Germline transgenesis in rabbits by pronuclear microinjection of Sleeping Beauty transposons


  • Z. Ivics
  • L. Hiripi
  • O.I. Hoffmann
  • L. Mátés
  • T.Y. Yau
  • S. Bashir
  • V. Zidek
  • V. Landa
  • A. Geurts
  • M. Pravenec
  • T. Rülicke
  • Z. Bösze
  • Z. Izsvák


  • Nature Protocols


  • Nat Protoc 9 (4): 794-809


  • The laboratory rabbit (Oryctolagus cuniculus) is widely used as a model for a variety of inherited and acquired human diseases. In addition, the rabbit is the smallest livestock animal that is used to transgenically produce pharmaceutical proteins in its milk. Here we describe a protocol for high-efficiency germline transgenesis and sustained transgene expression in rabbits by using the Sleeping Beauty (SB) transposon system. The protocol is based on co-injection into the pronuclei of fertilized oocytes of synthetic mRNA encoding the SB100X hyperactive transposase together with plasmid DNA carrying a transgene construct flanked by binding sites for the transposase. The translation of the transposase mRNA is followed by enzyme-mediated excision of the transgene cassette from the plasmids and its permanent genomic insertion to produce stable transgenic animals. Generation of a germline-transgenic founder animal by using this protocol takes ∼2 months.

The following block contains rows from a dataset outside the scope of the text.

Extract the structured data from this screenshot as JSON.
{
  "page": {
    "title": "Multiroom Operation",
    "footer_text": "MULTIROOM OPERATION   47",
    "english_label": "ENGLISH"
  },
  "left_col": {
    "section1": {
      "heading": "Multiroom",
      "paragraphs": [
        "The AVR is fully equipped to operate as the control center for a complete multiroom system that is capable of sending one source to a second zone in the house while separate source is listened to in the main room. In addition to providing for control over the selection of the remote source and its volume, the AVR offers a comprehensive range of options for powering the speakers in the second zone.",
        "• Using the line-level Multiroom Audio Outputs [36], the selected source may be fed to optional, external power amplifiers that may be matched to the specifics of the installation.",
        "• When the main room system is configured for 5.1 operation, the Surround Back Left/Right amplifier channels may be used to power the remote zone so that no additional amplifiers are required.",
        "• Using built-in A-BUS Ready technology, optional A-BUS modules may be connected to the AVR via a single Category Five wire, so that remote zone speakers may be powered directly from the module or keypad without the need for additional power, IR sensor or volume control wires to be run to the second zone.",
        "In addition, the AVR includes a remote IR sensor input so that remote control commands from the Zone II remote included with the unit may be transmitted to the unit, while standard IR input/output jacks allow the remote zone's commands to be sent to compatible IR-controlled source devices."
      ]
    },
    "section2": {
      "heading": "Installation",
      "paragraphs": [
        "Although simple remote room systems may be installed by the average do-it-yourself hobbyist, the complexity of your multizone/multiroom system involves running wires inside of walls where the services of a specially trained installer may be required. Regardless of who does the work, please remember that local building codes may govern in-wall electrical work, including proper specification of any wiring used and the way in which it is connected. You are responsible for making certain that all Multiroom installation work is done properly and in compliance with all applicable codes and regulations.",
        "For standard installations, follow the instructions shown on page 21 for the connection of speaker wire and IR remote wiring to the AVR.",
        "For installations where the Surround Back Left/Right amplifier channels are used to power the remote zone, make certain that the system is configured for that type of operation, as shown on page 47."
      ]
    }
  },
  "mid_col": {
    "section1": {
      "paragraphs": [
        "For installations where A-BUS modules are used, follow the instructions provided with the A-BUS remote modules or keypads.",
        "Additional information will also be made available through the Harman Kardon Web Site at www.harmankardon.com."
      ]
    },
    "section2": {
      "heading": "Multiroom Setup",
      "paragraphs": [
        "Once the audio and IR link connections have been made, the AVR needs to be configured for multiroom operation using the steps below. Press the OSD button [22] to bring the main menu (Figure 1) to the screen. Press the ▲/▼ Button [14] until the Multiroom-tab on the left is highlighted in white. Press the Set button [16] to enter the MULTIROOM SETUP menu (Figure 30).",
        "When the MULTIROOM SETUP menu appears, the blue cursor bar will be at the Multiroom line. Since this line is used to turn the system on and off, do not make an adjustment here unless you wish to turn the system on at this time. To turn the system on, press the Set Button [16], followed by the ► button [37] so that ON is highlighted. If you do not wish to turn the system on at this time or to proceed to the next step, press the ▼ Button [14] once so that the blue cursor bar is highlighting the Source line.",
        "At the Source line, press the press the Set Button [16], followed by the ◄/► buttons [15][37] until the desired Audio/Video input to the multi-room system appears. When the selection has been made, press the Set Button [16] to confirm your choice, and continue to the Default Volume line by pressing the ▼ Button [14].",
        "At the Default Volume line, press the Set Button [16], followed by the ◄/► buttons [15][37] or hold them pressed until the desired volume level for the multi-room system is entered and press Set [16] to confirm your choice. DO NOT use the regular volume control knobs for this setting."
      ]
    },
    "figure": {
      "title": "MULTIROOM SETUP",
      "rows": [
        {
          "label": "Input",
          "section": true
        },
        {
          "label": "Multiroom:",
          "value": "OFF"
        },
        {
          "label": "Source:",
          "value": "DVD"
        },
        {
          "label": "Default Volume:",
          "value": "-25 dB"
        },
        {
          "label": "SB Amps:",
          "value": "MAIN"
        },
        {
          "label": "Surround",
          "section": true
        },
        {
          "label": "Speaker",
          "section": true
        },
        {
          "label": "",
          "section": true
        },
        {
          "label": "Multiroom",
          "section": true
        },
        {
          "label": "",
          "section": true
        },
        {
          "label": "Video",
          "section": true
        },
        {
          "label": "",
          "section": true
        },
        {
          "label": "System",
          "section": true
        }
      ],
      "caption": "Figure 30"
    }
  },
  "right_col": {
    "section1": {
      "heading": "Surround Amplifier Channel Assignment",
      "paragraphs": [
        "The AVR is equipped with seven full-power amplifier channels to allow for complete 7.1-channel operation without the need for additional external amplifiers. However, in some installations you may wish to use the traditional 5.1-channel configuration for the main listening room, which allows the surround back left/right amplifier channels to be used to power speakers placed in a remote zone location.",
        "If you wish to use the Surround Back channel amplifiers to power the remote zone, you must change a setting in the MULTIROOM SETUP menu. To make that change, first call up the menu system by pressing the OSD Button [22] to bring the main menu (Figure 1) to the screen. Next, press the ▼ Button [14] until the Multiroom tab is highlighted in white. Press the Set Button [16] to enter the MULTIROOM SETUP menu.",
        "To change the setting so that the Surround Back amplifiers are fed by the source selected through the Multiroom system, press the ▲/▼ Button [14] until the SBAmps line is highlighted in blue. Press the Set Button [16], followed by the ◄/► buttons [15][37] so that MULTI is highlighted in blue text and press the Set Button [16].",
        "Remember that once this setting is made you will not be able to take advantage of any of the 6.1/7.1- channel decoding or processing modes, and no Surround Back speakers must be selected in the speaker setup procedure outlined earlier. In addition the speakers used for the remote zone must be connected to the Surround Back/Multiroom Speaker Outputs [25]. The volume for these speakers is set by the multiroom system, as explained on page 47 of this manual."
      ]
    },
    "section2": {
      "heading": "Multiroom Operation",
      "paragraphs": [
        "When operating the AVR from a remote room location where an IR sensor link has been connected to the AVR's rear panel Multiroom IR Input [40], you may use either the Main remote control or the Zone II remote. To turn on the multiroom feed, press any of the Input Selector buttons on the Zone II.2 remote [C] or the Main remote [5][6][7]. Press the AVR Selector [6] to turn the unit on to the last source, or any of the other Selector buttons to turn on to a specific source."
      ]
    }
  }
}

Transposon-mediated transgenesis compares favorably in terms of both efficiency and reliable transgene expression with classic pronuclear microinjection, and it offers comparable efficacies (numbers of transgenic founders obtained per injected embryo) to lentiviral approaches, without limitations on vector design, issues of transgene silencing, and the toxicity and biosafety concerns of working with viral vectors.